The engine in your car can seem downright mysterious at times. Most of us are content to let a professional mechanic take care of any of the engine issues that might crop up from time to time during the course of normal driving, but that doesn’t mean that there aren’t a number of questions we want to ask about our motors and why they do the things they do.
We’ve scoured the internet to come up with a list of five of the most often asked questions about automobile motors and put together some helpful information that should answer each of these issues in a clear and concise manner. Let’s take a look at five things you’ve always wanted to know about engines but were afraid to ask.
01. Why does my engine overheat?
It’s happened to almost everyone at one stage in their driving life or another – the engine temperature gauge on the dashboard has cranked itself slowly over to the right and buried the needle in the red zone that indicates it is overheating.
Engine overheating is almost always related to a problem with the motor’s cooling system. Sometimes, there is a leak somewhere in the system that has caused a gradual coolant loss to the point where there isn’t enough water / antifreeze mix to keep things at standard operating temperature. This leak is typically found in either the radiator fins themselves (cracked by impact from rocks or other debris), in cracks in the radiator’s plastic connectors or rubber hoses that attach the radiator to the motor (which can dry out due to exposure to the heat of the engine bay), or as a result of loose hose clamps. On occasion these components can fail suddenly, which usually results in a rather spectacular gush of steam rising from under your hood.
It’s a good idea to have your cooling system inspected every few years to make sure that all of its components are in great shape. It’s also important to verify the condition of the engine’s fan, belts and water pump, as these are also crucial to keeping your engine from overheating.
02. Do I need to pay more for premium gas?
The answer to this question is very simple: unless your car’s owner’s manual specifically states that premium gasoline is required, then no, you don’t need it. Premium or high octane gas – typically with a rating of 91 octane or more – is only necessary for engines which have been tuned to run on this type of fuel. Octane is a measurement of the fuel’s resistance to “knock” under pressure, which is a term that describes gasoline igniting before the spark plug fires.
Turbocharged cars and those which make use of a high compression design typically need premium gas, but cars that are tuned to run on regular fuel see no benefit from high octane. Ignore well-meaning friends or gas station attendants trying to up-sell you – if it’s not in the manual, you don’t need it and there’s no need to put a bigger dent in your wallet.
03. How often do I need to change my oil?
Again, the answer to this question is fairly straightforward – you should change your engine oil as often as the manufacturer recommends. Oil change intervals are typically specified by the automaker, and your local dealership service advisor can fill you in on the details. However, some people who live in areas where dirt roads or other dust and debris are a fact of daily driving might need to adopt a more aggressive oil change schedule in order to keep their oil clean. The same goes for off-road enthusiasts or drivers who have high-performance vehicles (like you have a big bad TRD supercharger). In these cases, oil change intervals in the 3,000 to 5,000 mile range are not uncommon.
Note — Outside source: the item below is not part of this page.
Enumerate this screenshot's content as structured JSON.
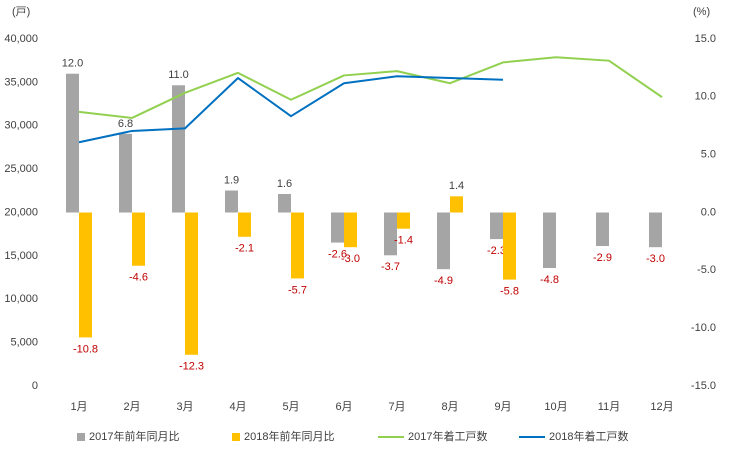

04. Do I need to let my engine warm up in the winter before driving it?
Unless you live in a very, very cold area – think -30 degrees below zero – then no, there’s no real need to let a cold engine sit and warm up in a modern car. Engine electronics and advanced computer controls can keep an engine operating safely at almost any temperature. The main point of concern during winter startup has to do with oil. Simply put, oil is a liquid with definite physical properties, and it won’t instantly make its way through your engine and coat all of the moving parts immediately upon startup in extreme cold weather. Letting the engine run for 30 seconds or so after starting gives the oil a chance to start protecting the motor before it gets put through its paces.
One word of warning, however – avoid high RPM driving until your engine has warmed up to the point where the temperature gauge is no longer cranked all the way over to the left. Running a cold engine hard can sometimes damage internal components, especially if the oil is also quite cold.
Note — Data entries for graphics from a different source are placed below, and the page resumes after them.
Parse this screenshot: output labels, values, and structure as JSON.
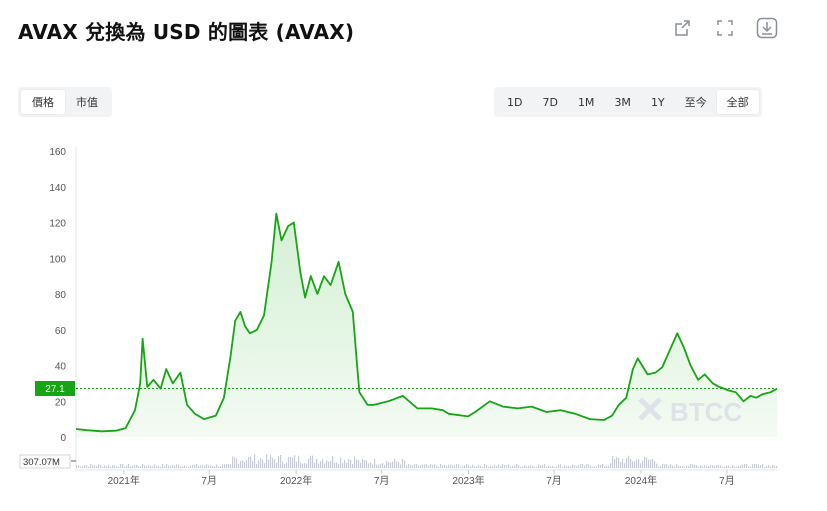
{
  "header": {
    "title": "AVAX 兌換為 USD 的圖表 (AVAX)",
    "icons": [
      "share-icon",
      "fullscreen-icon",
      "download-icon"
    ]
  },
  "view_toggle": {
    "items": [
      "價格",
      "市值"
    ],
    "active": "價格"
  },
  "range_tabs": {
    "items": [
      "1D",
      "7D",
      "1M",
      "3M",
      "1Y",
      "至今",
      "全部"
    ],
    "active": "全部"
  },
  "price_label": "27.1",
  "volume_label": "307.07M",
  "watermark": "BTCC",
  "colors": {
    "line": "#16a514",
    "fill": "#cfeecf",
    "label_bg": "#16a514",
    "volume": "#c8ccd4",
    "dotted": "#16a514"
  },
  "chart_data": {
    "type": "area",
    "title": "",
    "xlabel": "",
    "ylabel": "",
    "ylim": [
      0,
      160
    ],
    "yticks": [
      0,
      20,
      40,
      60,
      80,
      100,
      120,
      140,
      160
    ],
    "xtick_labels": [
      {
        "date": "2021-01",
        "label": "2021年"
      },
      {
        "date": "2021-07",
        "label": "7月"
      },
      {
        "date": "2022-01",
        "label": "2022年"
      },
      {
        "date": "2022-07",
        "label": "7月"
      },
      {
        "date": "2023-01",
        "label": "2023年"
      },
      {
        "date": "2023-07",
        "label": "7月"
      },
      {
        "date": "2024-01",
        "label": "2024年"
      },
      {
        "date": "2024-07",
        "label": "7月"
      }
    ],
    "xrange": [
      "2020-09-22",
      "2024-10-15"
    ],
    "current_value": 27.1,
    "series": [
      {
        "x": [
          "2020-09-22",
          "2020-10-15",
          "2020-11-15",
          "2020-12-15",
          "2021-01-05",
          "2021-01-25",
          "2021-02-05",
          "2021-02-10",
          "2021-02-20",
          "2021-03-05",
          "2021-03-20",
          "2021-04-01",
          "2021-04-15",
          "2021-05-01",
          "2021-05-15",
          "2021-06-01",
          "2021-06-20",
          "2021-07-15",
          "2021-08-01",
          "2021-08-15",
          "2021-08-25",
          "2021-09-05",
          "2021-09-15",
          "2021-09-25",
          "2021-10-10",
          "2021-10-25",
          "2021-11-10",
          "2021-11-20",
          "2021-12-01",
          "2021-12-15",
          "2021-12-27",
          "2022-01-10",
          "2022-01-20",
          "2022-02-01",
          "2022-02-15",
          "2022-03-01",
          "2022-03-15",
          "2022-04-01",
          "2022-04-15",
          "2022-05-01",
          "2022-05-10",
          "2022-05-15",
          "2022-06-01",
          "2022-06-15",
          "2022-07-15",
          "2022-08-15",
          "2022-09-15",
          "2022-10-15",
          "2022-11-08",
          "2022-11-20",
          "2022-12-31",
          "2023-01-15",
          "2023-02-15",
          "2023-03-15",
          "2023-04-15",
          "2023-05-15",
          "2023-06-15",
          "2023-07-15",
          "2023-08-15",
          "2023-09-15",
          "2023-10-15",
          "2023-11-01",
          "2023-11-15",
          "2023-12-01",
          "2023-12-15",
          "2023-12-25",
          "2024-01-15",
          "2024-02-01",
          "2024-02-15",
          "2024-03-01",
          "2024-03-18",
          "2024-04-01",
          "2024-04-15",
          "2024-05-01",
          "2024-05-15",
          "2024-06-01",
          "2024-06-15",
          "2024-07-05",
          "2024-07-20",
          "2024-08-05",
          "2024-08-20",
          "2024-09-01",
          "2024-09-15",
          "2024-10-01",
          "2024-10-15"
        ],
        "y": [
          4.5,
          3.8,
          3.2,
          3.5,
          5,
          15,
          30,
          55,
          28,
          32,
          27,
          38,
          30,
          36,
          18,
          13,
          10,
          12,
          22,
          45,
          65,
          70,
          62,
          58,
          60,
          68,
          98,
          125,
          110,
          118,
          120,
          92,
          78,
          90,
          80,
          90,
          85,
          98,
          80,
          70,
          40,
          25,
          18,
          18,
          20,
          23,
          16,
          16,
          15,
          13,
          11.5,
          14,
          20,
          17,
          16,
          17,
          14,
          15,
          13,
          10,
          9.5,
          12,
          18,
          22,
          38,
          44,
          35,
          36,
          39,
          48,
          58,
          50,
          40,
          32,
          35,
          30,
          28,
          26,
          25,
          20,
          23,
          22,
          24,
          25,
          27
        ]
      }
    ]
  }
}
05. My Check Engine Light / Service Engine Soon Light is On – Help!
The Check Engine / Service Engine Soon light is designed to tell you that you your car’s computer has detected something unusual from one of its sensors. The important thing to do when you see this light is not to panic – the light can result from something as innocuous as a temporary misfire or a worn out oxygen sensor. However, it can also indicate a much more serious problem. If your car starts to exhibit unusual behavior after the light appears, then you should park in a safe place and call a tow truck as soon as possible.
You won’t know how worried you need to be until you take your car in to have the code that is associated with the light read from the computer’s memory banks. You can have this done at your mechanic’s shop, at a dealership or even for free at many auto parts supply stores. Once you have the code downloaded and the issue explained to you, you can take the next step in determining what the best course of action will be in terms of repairing the problem.